When Lee adds captions, I believe Lee does deserve a writer credit and an editor credit. Therefore, Stan Lee is the Secondary Author of the story, in the same way I would be the Secondary Author if I added word balloons to this page. So the accurate credits on a story like this should read:
Jack Kirby: Writer/Artist
Stan Lee: Writer/Editor
If the True Believers in the 60s were confused by these credits, Lee always could have clarified the division of labor in his monthly Bullpen Bulletins. This is an accurate, fair, honest, chronological way to express the division of labor in the Kirby/Lee collaboration as opposed to the published “Smilin’ Stan Lee and Jolly Jack Kirby Production” credit which is completely misleading especially considering Lee’s pattern in the early 1960s of listing himself as the Writer/Editor and Jolly Jackson as nothing more than a “Penciler.”
Quite frankly, considering the frustration he must have been feeling around this period, and the passion Jack had for his work, one has to wonder if Jack found the “Jolly Jack” nickname kind of annoying, if not insulting.
Luckily we have a few Kirby pencil scans like the one at the top of the post with margin notes intact, so after looking at a page like this, although I certainly don’t expect Marvel to ever change the credits on the Kirby/Lee stories, anyone who knows anything about the subject of comics history will know there needs to be a HUGE asterix next to the credit boxes in all of the stories Jack Kirby worked on with “Smilin’ Stan.”

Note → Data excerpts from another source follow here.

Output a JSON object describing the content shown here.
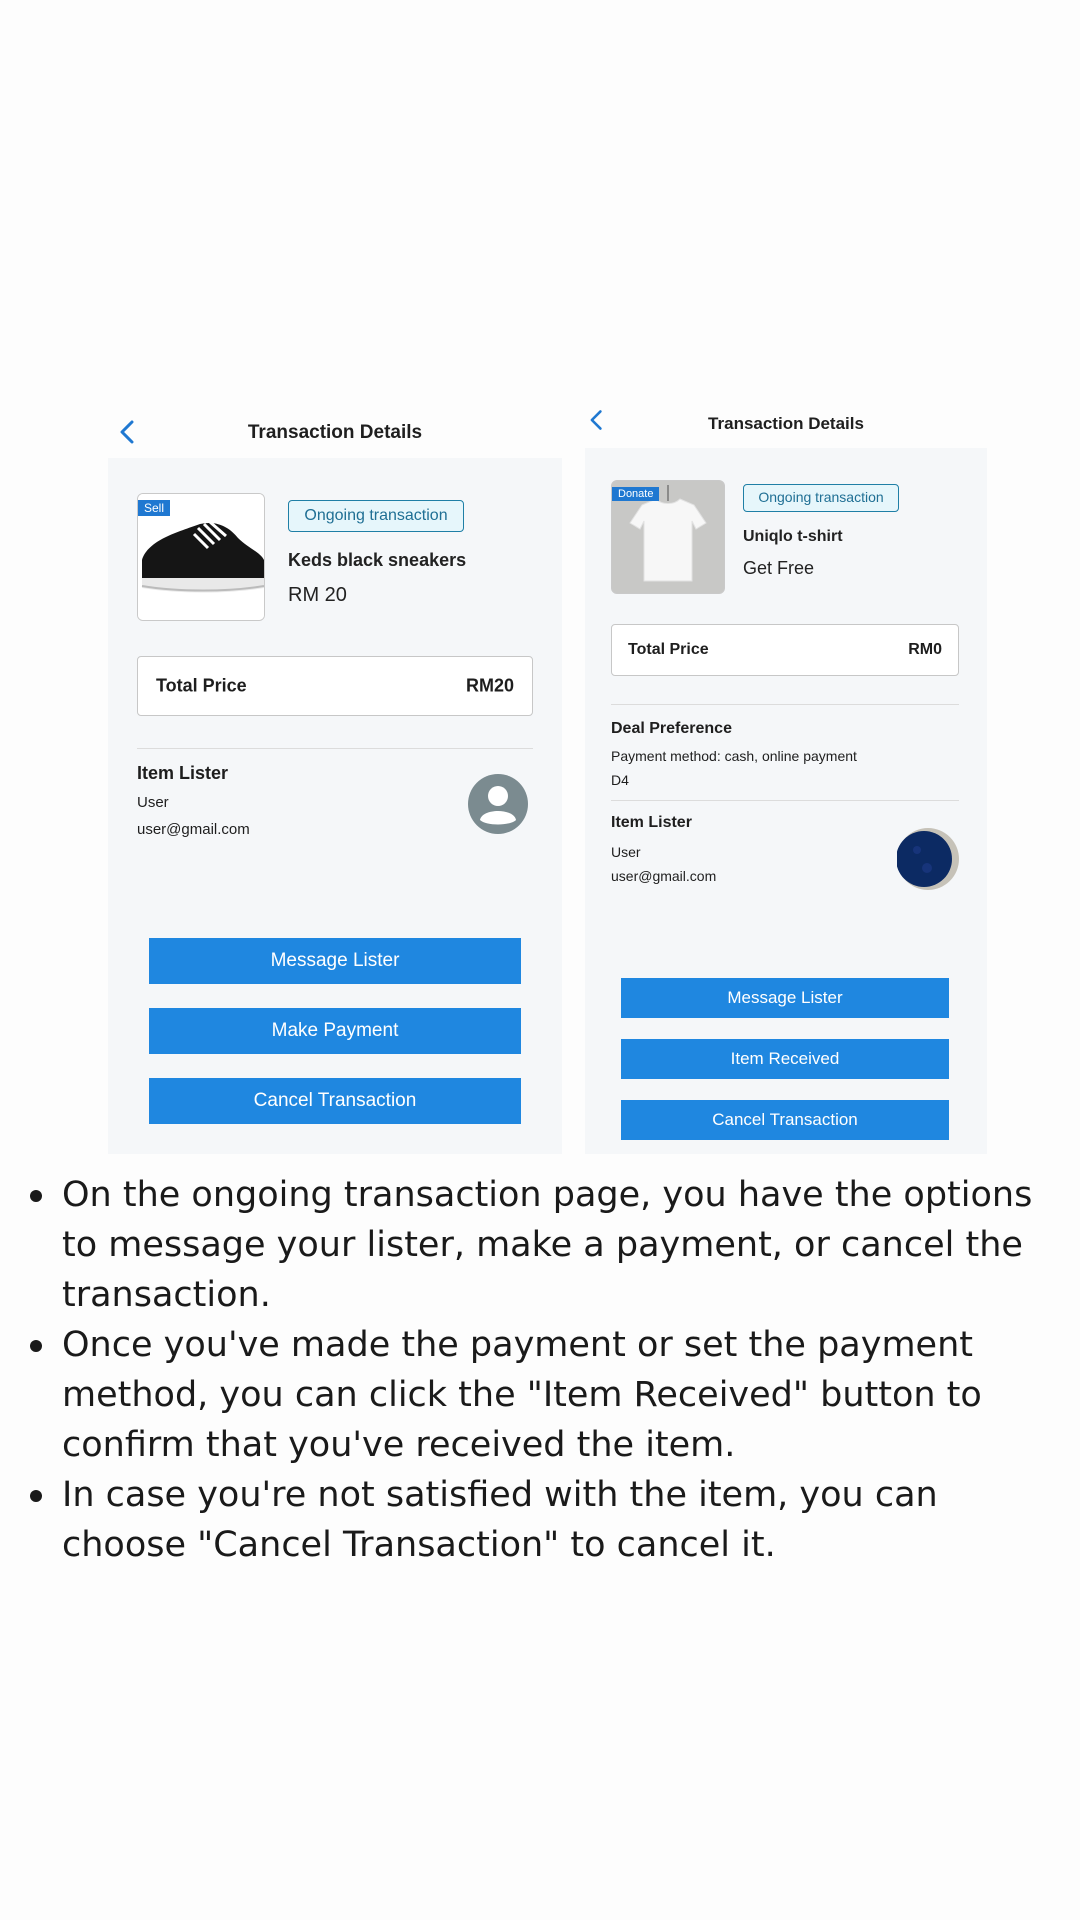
{
  "left_screen": {
    "header": {
      "title": "Transaction Details",
      "back_icon": "chevron-left-icon"
    },
    "item": {
      "tag": "Sell",
      "status": "Ongoing transaction",
      "name": "Keds black sneakers",
      "price": "RM 20",
      "image": "black-sneaker-image"
    },
    "total": {
      "label": "Total Price",
      "value": "RM20"
    },
    "lister": {
      "title": "Item Lister",
      "name": "User",
      "email": "user@gmail.com",
      "avatar": "user-avatar-icon"
    },
    "buttons": {
      "message": "Message Lister",
      "payment": "Make Payment",
      "cancel": "Cancel Transaction"
    }
  },
  "right_screen": {
    "header": {
      "title": "Transaction Details",
      "back_icon": "chevron-left-icon"
    },
    "item": {
      "tag": "Donate",
      "status": "Ongoing transaction",
      "name": "Uniqlo t-shirt",
      "price": "Get Free",
      "image": "white-tshirt-image"
    },
    "total": {
      "label": "Total Price",
      "value": "RM0"
    },
    "deal": {
      "title": "Deal Preference",
      "method": "Payment method: cash, online payment",
      "location": "D4"
    },
    "lister": {
      "title": "Item Lister",
      "name": "User",
      "email": "user@gmail.com",
      "avatar": "moon-avatar-image"
    },
    "buttons": {
      "message": "Message Lister",
      "received": "Item Received",
      "cancel": "Cancel Transaction"
    }
  },
  "instructions": [
    "On the ongoing transaction page, you have the options to message your lister, make a payment, or cancel the transaction.",
    "Once you've made the payment or set the payment method, you can click the \"Item Received\" button to confirm that you've received the item.",
    "In case you're not satisfied with the item, you can choose \"Cancel Transaction\" to cancel it."
  ],
  "colors": {
    "accent": "#1f87e0",
    "badge_border": "#1f7fa6",
    "screen_bg": "#f5f7f9"
  }
}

Here is the published page.
There is a lot of spectacular art in this story. The published version is vastly superior to the reprints — this is one of those rare books where the printing is pretty solid throughout this book. At least in the copy I used to own and the scans I have.

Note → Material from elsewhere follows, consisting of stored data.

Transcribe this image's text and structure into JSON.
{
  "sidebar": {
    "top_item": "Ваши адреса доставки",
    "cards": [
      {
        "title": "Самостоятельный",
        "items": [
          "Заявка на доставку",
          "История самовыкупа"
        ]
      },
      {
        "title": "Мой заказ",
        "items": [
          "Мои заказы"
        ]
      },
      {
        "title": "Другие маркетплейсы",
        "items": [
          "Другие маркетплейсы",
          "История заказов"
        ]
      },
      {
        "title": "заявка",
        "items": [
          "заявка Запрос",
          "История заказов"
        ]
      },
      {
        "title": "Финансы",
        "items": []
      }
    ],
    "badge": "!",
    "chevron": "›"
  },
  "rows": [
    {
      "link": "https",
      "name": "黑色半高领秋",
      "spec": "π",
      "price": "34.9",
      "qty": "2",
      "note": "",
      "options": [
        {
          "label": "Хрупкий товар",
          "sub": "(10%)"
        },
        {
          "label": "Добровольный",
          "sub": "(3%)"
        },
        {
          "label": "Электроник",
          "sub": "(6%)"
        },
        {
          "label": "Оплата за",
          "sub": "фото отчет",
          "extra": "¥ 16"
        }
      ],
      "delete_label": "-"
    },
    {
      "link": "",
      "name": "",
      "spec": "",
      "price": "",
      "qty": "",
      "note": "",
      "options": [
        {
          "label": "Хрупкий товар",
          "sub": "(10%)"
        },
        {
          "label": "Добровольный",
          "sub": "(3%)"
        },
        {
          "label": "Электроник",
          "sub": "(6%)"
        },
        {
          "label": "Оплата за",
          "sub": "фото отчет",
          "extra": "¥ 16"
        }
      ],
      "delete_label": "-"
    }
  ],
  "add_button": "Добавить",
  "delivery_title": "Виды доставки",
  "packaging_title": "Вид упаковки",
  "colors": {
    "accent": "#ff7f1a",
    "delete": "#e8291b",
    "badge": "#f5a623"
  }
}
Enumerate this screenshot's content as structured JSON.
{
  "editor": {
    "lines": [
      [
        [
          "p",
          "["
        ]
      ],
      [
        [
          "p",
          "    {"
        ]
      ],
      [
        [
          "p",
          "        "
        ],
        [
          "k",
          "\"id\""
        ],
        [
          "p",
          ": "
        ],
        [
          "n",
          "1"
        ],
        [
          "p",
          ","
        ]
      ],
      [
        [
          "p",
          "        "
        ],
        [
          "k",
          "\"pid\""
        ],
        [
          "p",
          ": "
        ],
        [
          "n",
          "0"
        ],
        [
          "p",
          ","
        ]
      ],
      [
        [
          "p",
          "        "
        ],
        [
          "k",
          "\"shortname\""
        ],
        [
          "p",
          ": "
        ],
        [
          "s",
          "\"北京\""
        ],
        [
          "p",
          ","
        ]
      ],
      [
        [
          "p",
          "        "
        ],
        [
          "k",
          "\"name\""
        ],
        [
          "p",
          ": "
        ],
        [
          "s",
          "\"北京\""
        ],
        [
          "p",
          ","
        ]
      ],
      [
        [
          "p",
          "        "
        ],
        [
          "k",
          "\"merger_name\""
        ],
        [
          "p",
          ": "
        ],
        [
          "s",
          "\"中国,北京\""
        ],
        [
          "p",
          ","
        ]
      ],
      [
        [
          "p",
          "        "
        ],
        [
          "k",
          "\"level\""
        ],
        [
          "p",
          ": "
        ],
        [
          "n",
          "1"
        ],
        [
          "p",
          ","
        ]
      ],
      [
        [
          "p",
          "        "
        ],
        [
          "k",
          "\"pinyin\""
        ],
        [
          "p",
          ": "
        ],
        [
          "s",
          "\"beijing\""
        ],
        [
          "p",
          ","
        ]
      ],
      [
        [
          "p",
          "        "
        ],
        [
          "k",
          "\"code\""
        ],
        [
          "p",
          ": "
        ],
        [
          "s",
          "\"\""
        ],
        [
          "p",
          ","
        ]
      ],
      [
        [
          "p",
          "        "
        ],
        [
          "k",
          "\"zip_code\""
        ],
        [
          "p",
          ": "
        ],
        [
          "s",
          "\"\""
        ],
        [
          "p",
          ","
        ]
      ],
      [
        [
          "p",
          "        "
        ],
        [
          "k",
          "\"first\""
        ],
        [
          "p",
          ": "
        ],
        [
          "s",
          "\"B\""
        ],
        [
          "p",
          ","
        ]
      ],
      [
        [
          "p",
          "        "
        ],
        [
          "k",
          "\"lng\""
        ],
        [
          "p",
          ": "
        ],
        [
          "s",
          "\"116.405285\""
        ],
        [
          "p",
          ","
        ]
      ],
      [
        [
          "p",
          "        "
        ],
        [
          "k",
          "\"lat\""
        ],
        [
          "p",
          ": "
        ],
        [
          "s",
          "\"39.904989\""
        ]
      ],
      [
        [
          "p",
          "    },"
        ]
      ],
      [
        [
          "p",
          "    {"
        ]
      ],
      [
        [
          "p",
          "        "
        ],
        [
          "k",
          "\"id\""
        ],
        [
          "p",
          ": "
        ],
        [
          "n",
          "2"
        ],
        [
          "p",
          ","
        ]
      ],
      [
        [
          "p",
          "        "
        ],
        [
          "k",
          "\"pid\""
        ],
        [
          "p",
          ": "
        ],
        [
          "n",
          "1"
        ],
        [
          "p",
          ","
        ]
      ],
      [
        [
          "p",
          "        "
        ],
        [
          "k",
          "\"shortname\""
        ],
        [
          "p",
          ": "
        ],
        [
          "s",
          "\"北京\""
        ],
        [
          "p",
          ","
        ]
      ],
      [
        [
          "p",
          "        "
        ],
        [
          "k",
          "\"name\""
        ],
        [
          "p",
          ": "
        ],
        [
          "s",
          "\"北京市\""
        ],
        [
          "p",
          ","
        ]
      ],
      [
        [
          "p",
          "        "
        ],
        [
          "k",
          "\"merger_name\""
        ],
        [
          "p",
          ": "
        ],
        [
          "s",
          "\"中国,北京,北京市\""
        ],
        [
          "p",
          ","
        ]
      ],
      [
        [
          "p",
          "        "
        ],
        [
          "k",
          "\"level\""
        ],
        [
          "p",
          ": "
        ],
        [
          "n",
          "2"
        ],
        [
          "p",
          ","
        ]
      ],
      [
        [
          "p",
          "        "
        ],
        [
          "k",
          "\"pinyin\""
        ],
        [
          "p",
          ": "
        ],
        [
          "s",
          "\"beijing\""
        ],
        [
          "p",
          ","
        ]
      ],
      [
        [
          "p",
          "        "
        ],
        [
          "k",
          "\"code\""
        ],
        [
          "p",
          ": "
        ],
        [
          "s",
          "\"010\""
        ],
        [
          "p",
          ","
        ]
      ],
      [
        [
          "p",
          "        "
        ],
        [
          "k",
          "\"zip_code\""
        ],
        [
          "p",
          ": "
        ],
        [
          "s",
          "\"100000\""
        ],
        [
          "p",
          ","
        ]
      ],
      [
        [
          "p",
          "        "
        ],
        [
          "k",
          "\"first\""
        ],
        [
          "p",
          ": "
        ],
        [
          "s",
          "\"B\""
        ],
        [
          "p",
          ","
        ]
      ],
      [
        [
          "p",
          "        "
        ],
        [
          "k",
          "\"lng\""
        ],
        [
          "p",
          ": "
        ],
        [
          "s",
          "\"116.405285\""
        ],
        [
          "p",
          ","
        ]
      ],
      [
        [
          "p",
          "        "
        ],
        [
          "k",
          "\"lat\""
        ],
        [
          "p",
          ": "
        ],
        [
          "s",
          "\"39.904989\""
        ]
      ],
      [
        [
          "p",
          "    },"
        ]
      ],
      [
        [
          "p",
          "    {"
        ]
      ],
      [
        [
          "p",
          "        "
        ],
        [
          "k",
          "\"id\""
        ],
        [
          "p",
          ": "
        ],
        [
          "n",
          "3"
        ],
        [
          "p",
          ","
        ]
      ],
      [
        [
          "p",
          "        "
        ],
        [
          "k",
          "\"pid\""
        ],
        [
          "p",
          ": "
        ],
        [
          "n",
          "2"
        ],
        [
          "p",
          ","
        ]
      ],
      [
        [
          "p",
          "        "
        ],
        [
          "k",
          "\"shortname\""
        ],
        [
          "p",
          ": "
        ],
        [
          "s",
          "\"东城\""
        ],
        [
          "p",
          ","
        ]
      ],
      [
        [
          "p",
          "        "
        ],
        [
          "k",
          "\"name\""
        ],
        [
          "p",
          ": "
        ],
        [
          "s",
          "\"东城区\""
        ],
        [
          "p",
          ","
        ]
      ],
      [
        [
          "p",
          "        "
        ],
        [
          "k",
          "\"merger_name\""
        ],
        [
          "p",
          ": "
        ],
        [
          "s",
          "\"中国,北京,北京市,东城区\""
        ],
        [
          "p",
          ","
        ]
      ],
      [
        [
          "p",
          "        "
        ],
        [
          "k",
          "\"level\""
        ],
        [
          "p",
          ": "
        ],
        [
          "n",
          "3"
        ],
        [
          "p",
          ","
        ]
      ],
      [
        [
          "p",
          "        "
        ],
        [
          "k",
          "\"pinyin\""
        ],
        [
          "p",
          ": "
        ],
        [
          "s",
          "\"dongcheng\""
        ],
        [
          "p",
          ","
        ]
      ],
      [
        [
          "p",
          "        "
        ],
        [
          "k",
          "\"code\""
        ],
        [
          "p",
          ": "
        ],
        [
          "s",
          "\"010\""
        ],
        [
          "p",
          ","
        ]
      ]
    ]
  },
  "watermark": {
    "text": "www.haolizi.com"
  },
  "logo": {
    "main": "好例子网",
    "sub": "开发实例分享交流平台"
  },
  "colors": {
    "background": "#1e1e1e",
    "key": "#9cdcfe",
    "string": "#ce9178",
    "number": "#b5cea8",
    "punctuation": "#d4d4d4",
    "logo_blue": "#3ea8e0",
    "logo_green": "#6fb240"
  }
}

Thanks to Rand Hoppe and Tom Kraft for scanning the pencil photocopies and for sharing them with us at the Kirby Museum Facebook page. To me, sharing those kinds of source documents online is one of the best ways to set the record straight when it comes to giving people accurate information so they can reach their own conclusions when discussing the Kirby/Lee authorship debate. Stan Lee and Marvel may never acknowledge Jack Kirby as the creator of his 1960s characters and the Principal Author of his stories, but as long as scans like this are floating around on the internet… anyone with half a brain who sees them is going to know the truth.